Dennoch können die notwendige (Erst-)Aufklärung und die Grundsatzfrage zur Berücksichtigung von Nachhaltigkeitsaspekten zweifels­frei auch auf die Beratung sonstiger Versicherungsprodukte übertragen werden. Ebenso ist eine thematische Schwerpunktsetzung als unkritisch zu bewerten. 

Wenn die Nachhaltigkeits­ziele und -wünsche des Kunden identifiziert sind, müssen der Markt ­beziehungsweise das verfügbare Produktange­bot auf geeignete Produk­te untersucht ­werden („Phase 1“). Die dann auch Nachhaltigkeitsfaktoren ad­ressieren, die mit den Wünschen des Kunden im Einklang sind („Phase 2“) – dazu können beispielsweise CO₂-Kompensationsmecha-nismen, die Incentivierung nachhaltigen Verhaltens oder entsprechende Ansatzpunkte im Schaden-/Leistungsmanagement, inklusive Prä­ven­tions­angebote, zählen.
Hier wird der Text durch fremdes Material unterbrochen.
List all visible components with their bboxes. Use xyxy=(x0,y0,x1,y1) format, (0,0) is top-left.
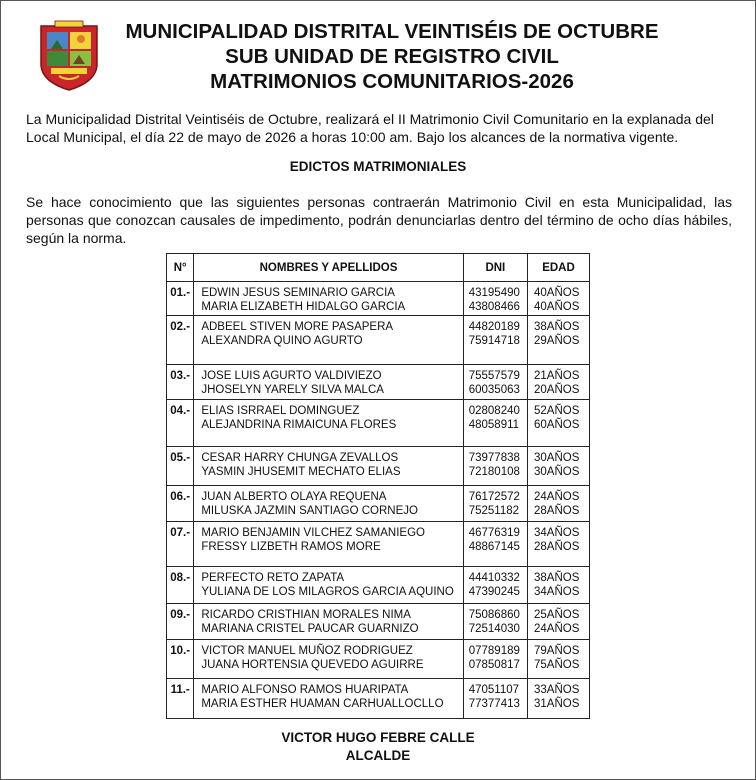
person-name: FRESSY LIZBETH RAMOS MORE xyxy=(201,541,381,553)
row-age-cell xyxy=(527,567,589,604)
dni-value: 75251182 xyxy=(468,505,520,517)
person-name: YASMIN JHUSEMIT MECHATO ELIAS xyxy=(201,466,401,478)
table-row xyxy=(167,640,590,679)
dni-value: 77377413 xyxy=(468,698,520,710)
row-dni-cell xyxy=(463,400,527,447)
age-value: 75AÑOS xyxy=(533,659,580,671)
table-row xyxy=(167,365,590,400)
dni-value: 02808240 xyxy=(468,405,520,417)
age-value: 30AÑOS xyxy=(533,466,580,478)
mayor-name: VICTOR HUGO FEBRE CALLE xyxy=(281,730,475,745)
dni-value: 07789189 xyxy=(468,645,520,657)
person-name: VICTOR MANUEL MUÑOZ RODRIGUEZ xyxy=(201,645,413,657)
row-number: 01.- xyxy=(167,282,194,316)
table-row xyxy=(167,400,590,447)
row-age-cell xyxy=(527,316,589,365)
person-name: MARIA ESTHER HUAMAN CARHUALLOCLLO xyxy=(201,698,444,710)
table-row xyxy=(167,679,590,719)
row-number: 05.- xyxy=(167,447,194,486)
header-dni: DNI xyxy=(463,254,527,282)
row-age-cell xyxy=(527,400,589,447)
age-value: 60AÑOS xyxy=(533,419,580,431)
dni-value: 75914718 xyxy=(468,335,520,347)
person-name: JUANA HORTENSIA QUEVEDO AGUIRRE xyxy=(201,659,424,671)
table-row xyxy=(167,282,590,316)
row-dni-cell xyxy=(463,640,527,679)
row-names-cell xyxy=(194,447,463,486)
dni-value: 43195490 xyxy=(468,287,520,299)
document-header xyxy=(100,19,684,94)
row-number: 06.- xyxy=(167,486,194,522)
age-value: 40AÑOS xyxy=(533,301,580,313)
age-value: 25AÑOS xyxy=(533,609,580,621)
row-names-cell xyxy=(194,316,463,365)
row-dni-cell xyxy=(463,282,527,316)
row-dni-cell xyxy=(463,316,527,365)
dni-value: 48058911 xyxy=(468,419,520,431)
row-number: 04.- xyxy=(167,400,194,447)
header-names: NOMBRES Y APELLIDOS xyxy=(194,254,463,282)
dni-value: 44820189 xyxy=(468,321,520,333)
age-value: 38AÑOS xyxy=(533,572,580,584)
age-value: 31AÑOS xyxy=(533,698,580,710)
row-age-cell xyxy=(527,640,589,679)
age-value: 33AÑOS xyxy=(533,684,580,696)
person-name: JUAN ALBERTO OLAYA REQUENA xyxy=(201,491,387,503)
person-name: JHOSELYN YARELY SILVA MALCA xyxy=(201,384,384,396)
dni-value: 73977838 xyxy=(468,452,520,464)
row-number: 08.- xyxy=(167,567,194,604)
row-number: 11.- xyxy=(167,679,194,719)
table-row xyxy=(167,447,590,486)
table-row xyxy=(167,604,590,640)
dni-value: 76172572 xyxy=(468,491,520,503)
row-dni-cell xyxy=(463,365,527,400)
row-names-cell xyxy=(194,486,463,522)
age-value: 20AÑOS xyxy=(533,384,580,396)
table-row xyxy=(167,522,590,567)
person-name: CESAR HARRY CHUNGA ZEVALLOS xyxy=(201,452,399,464)
office-title: SUB UNIDAD DE REGISTRO CIVIL xyxy=(225,45,559,68)
person-name: JOSE LUIS AGURTO VALDIVIEZO xyxy=(201,370,382,382)
row-names-cell xyxy=(194,522,463,567)
dni-value: 72180108 xyxy=(468,466,520,478)
dni-value: 46776319 xyxy=(468,527,520,539)
municipality-title: MUNICIPALIDAD DISTRITAL VEINTISÉIS DE OCTUBRE xyxy=(125,20,659,43)
person-name: EDWIN JESUS SEMINARIO GARCIA xyxy=(201,287,395,299)
person-name: ADBEEL STIVEN MORE PASAPERA xyxy=(201,321,394,333)
age-value: 79AÑOS xyxy=(533,645,580,657)
row-age-cell xyxy=(527,679,589,719)
person-name: MARIO BENJAMIN VILCHEZ SAMANIEGO xyxy=(201,527,425,539)
row-number: 09.- xyxy=(167,604,194,640)
age-value: 34AÑOS xyxy=(533,586,580,598)
dni-value: 07850817 xyxy=(468,659,520,671)
person-name: RICARDO CRISTHIAN MORALES NIMA xyxy=(201,609,411,621)
person-name: MARIA ELIZABETH HIDALGO GARCIA xyxy=(201,301,406,313)
event-title: MATRIMONIOS COMUNITARIOS-2026 xyxy=(210,70,574,93)
row-number: 02.- xyxy=(167,316,194,365)
dni-value: 75557579 xyxy=(468,370,520,382)
age-value: 38AÑOS xyxy=(533,321,580,333)
age-value: 34AÑOS xyxy=(533,527,580,539)
header-number: N° xyxy=(167,254,194,282)
person-name: PERFECTO RETO ZAPATA xyxy=(201,572,345,584)
table-row xyxy=(167,567,590,604)
age-value: 28AÑOS xyxy=(533,505,580,517)
row-dni-cell xyxy=(463,604,527,640)
dni-value: 47051107 xyxy=(468,684,520,696)
row-age-cell xyxy=(527,522,589,567)
row-dni-cell xyxy=(463,447,527,486)
municipal-shield-icon xyxy=(37,20,101,92)
signature-block xyxy=(0,729,756,765)
person-name: MARIANA CRISTEL PAUCAR GUARNIZO xyxy=(201,623,419,635)
row-number: 10.- xyxy=(167,640,194,679)
table-row xyxy=(167,316,590,365)
person-name: MILUSKA JAZMIN SANTIAGO CORNEJO xyxy=(201,505,418,517)
marriage-registry-table xyxy=(166,253,590,719)
age-value: 24AÑOS xyxy=(533,491,580,503)
section-title: EDICTOS MATRIMONIALES xyxy=(289,159,467,174)
table-header-row xyxy=(167,254,590,282)
age-value: 40AÑOS xyxy=(533,287,580,299)
row-age-cell xyxy=(527,365,589,400)
row-names-cell xyxy=(194,604,463,640)
age-value: 52AÑOS xyxy=(533,405,580,417)
person-name: ALEXANDRA QUINO AGURTO xyxy=(201,335,363,347)
row-names-cell xyxy=(194,282,463,316)
dni-value: 75086860 xyxy=(468,609,520,621)
table-row xyxy=(167,486,590,522)
row-names-cell xyxy=(194,365,463,400)
row-age-cell xyxy=(527,282,589,316)
age-value: 30AÑOS xyxy=(533,452,580,464)
age-value: 21AÑOS xyxy=(533,370,580,382)
person-name: YULIANA DE LOS MILAGROS GARCIA AQUINO xyxy=(201,586,454,598)
dni-value: 48867145 xyxy=(468,541,520,553)
mayor-title: ALCALDE xyxy=(345,748,411,763)
row-dni-cell xyxy=(463,486,527,522)
row-names-cell xyxy=(194,567,463,604)
row-dni-cell xyxy=(463,679,527,719)
row-age-cell xyxy=(527,486,589,522)
dni-value: 44410332 xyxy=(468,572,520,584)
intro-paragraph: La Municipalidad Distrital Veintiséis de Octubre, realizará el II Matrimonio Civil Comunitario en la explanada del Local Municipal, el día 22 de mayo de 2026 a horas 10:00 am. Bajo los alcances de la normativa vigente. xyxy=(26,111,714,145)
person-name: ALEJANDRINA RIMAICUNA FLORES xyxy=(201,419,397,431)
row-names-cell xyxy=(194,400,463,447)
dni-value: 43808466 xyxy=(468,301,520,313)
header-age: EDAD xyxy=(527,254,589,282)
row-names-cell xyxy=(194,640,463,679)
person-name: ELIAS ISRRAEL DOMINGUEZ xyxy=(201,405,360,417)
row-age-cell xyxy=(527,447,589,486)
dni-value: 47390245 xyxy=(468,586,520,598)
row-dni-cell xyxy=(463,567,527,604)
row-number: 03.- xyxy=(167,365,194,400)
row-names-cell xyxy=(194,679,463,719)
notice-paragraph: Se hace conocimiento que las siguientes personas contraerán Matrimonio Civil en esta Municipalidad, las personas que conozcan causales de impedimento, podrán denunciarlas dentro del término de ocho días hábiles, según la norma. xyxy=(26,194,732,246)
dni-value: 72514030 xyxy=(468,623,520,635)
row-dni-cell xyxy=(463,522,527,567)
age-value: 24AÑOS xyxy=(533,623,580,635)
dni-value: 60035063 xyxy=(468,384,520,396)
row-number: 07.- xyxy=(167,522,194,567)
person-name: MARIO ALFONSO RAMOS HUARIPATA xyxy=(201,684,409,696)
age-value: 29AÑOS xyxy=(533,335,580,347)
row-age-cell xyxy=(527,604,589,640)
age-value: 28AÑOS xyxy=(533,541,580,553)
Was bei der laufenden Betreuung zu beachten ist

Im Zuge der laufenden Beratung ist zu überprüfen, ob die Versicherungsprodukte des Kunden den Nachhaltigkeitspräferenzen weiter entsprechen. Es entsteht Beratungs- und gegebenenfalls Handlungsbedarf, wenn erkennbar ist, dass der Kunde seine Einstellung zum Thema Nachhaltigkeit verändert hat oder die Produkte die beworbenen Nachhaltigkeitsmerkmale nicht wie vorvertraglich dargestellt erfüllen. 
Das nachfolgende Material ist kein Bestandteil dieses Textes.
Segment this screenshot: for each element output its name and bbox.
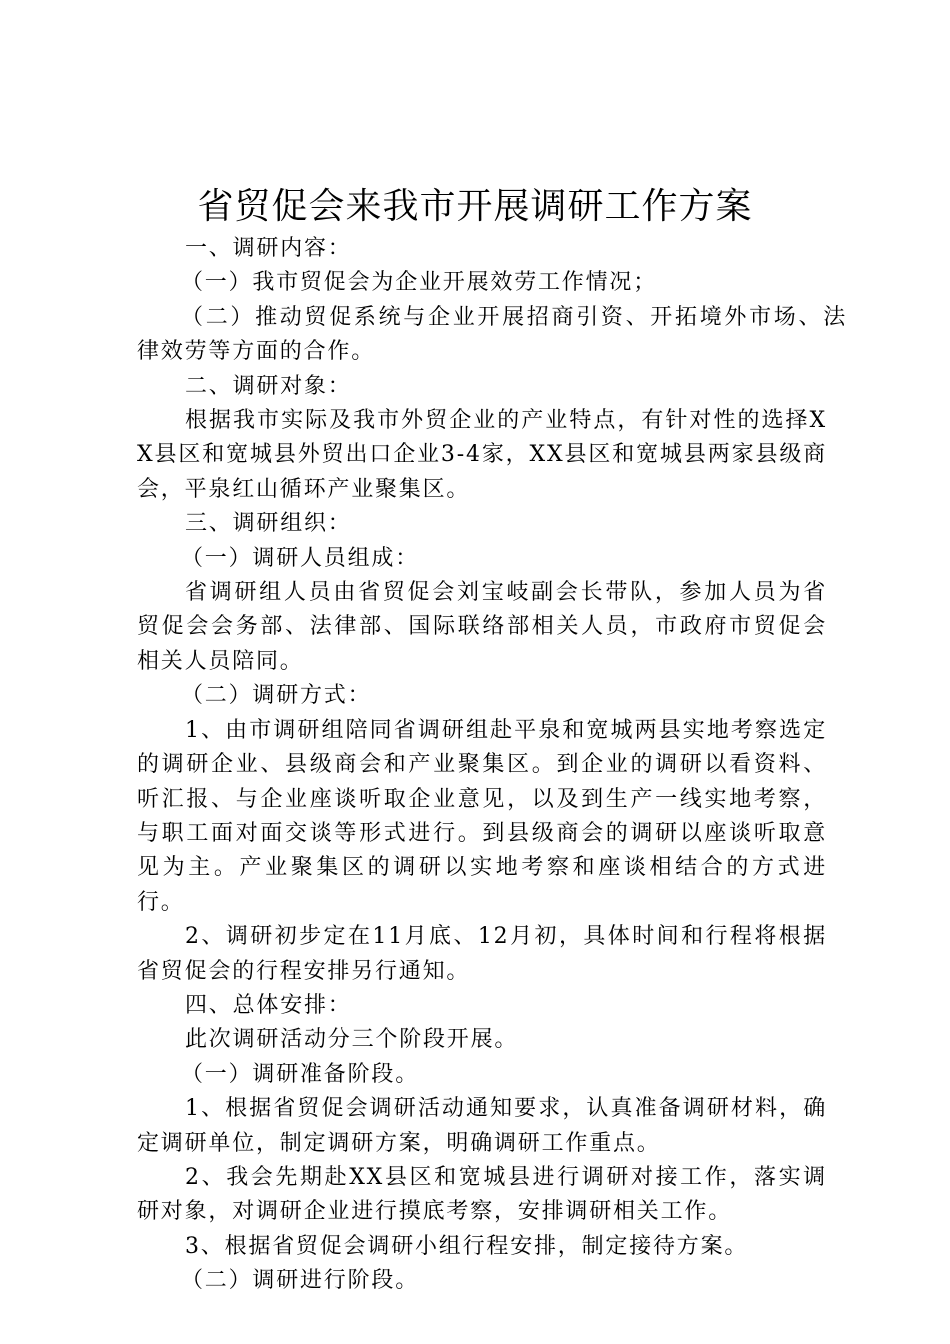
body-paragraph: 3、根据省贸促会调研小组行程安排，制定接待方案。	[185, 1233, 749, 1259]
body-paragraph: 1、由市调研组陪同省调研组赴平泉和宽城两县实地考察选定的调研企业、县级商会和产业聚集区。到企业的调研以看资料、听汇报、与企业座谈听取企业意见，以及到生产一线实地考察，与职工面对面交谈等形式进行。到县级商会的调研以座谈听取意见为主。产业聚集区的调研以实地考察和座谈相结合的方式进行。	[137, 717, 827, 915]
body-paragraph: 根据我市实际及我市外贸企业的产业特点，有针对性的选择XX县区和宽城县外贸出口企业3-4家，XX县区和宽城县两家县级商会，平泉红山循环产业聚集区。	[137, 408, 827, 502]
body-paragraph: 省调研组人员由省贸促会刘宝岐副会长带队，参加人员为省贸促会会务部、法律部、国际联络部相关人员，市政府市贸促会相关人员陪同。	[137, 580, 827, 674]
section-heading: 一、调研内容：	[185, 236, 352, 261]
body-paragraph: 1、根据省贸促会调研活动通知要求，认真准备调研材料，确定调研单位，制定调研方案，明确调研工作重点。	[137, 1096, 827, 1156]
body-paragraph: 此次调研活动分三个阶段开展。	[185, 1027, 519, 1053]
document-title: 省贸促会来我市开展调研工作方案	[197, 186, 753, 227]
subsection-item: （二）推动贸促系统与企业开展招商引资、开拓境外市场、法律效劳等方面的合作。	[137, 304, 847, 365]
section-heading: 二、调研对象：	[185, 373, 352, 399]
document-body	[137, 232, 847, 1299]
subsection-heading: （一）调研人员组成：	[181, 545, 420, 571]
subsection-heading: （二）调研进行阶段。	[181, 1268, 420, 1294]
section-heading: 四、总体安排：	[185, 992, 352, 1018]
body-paragraph: 2、我会先期赴XX县区和宽城县进行调研对接工作，落实调研对象，对调研企业进行摸底考察，安排调研相关工作。	[137, 1164, 827, 1225]
subsection-item: （一）我市贸促会为企业开展效劳工作情况；	[181, 270, 658, 296]
section-heading: 三、调研组织：	[185, 511, 352, 537]
subsection-heading: （一）调研准备阶段。	[181, 1061, 420, 1087]
body-paragraph: 2、调研初步定在11月底、12月初，具体时间和行程将根据省贸促会的行程安排另行通知。	[137, 924, 827, 984]
subsection-heading: （二）调研方式：	[181, 683, 372, 709]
Fraglich ist dabei, wann und in welchem Umfang ein Beratungsanlass ausgelöst wird und wie weitreichend die Betreuungspflichten im Punkt Nachhaltigkeit auszu­legen sind. Weitere Auslegungshinweise und Vorgaben der Aufsichtsorgane zu den laufenden Informations- und Beratungspflichten sind daher zwingend notwendig.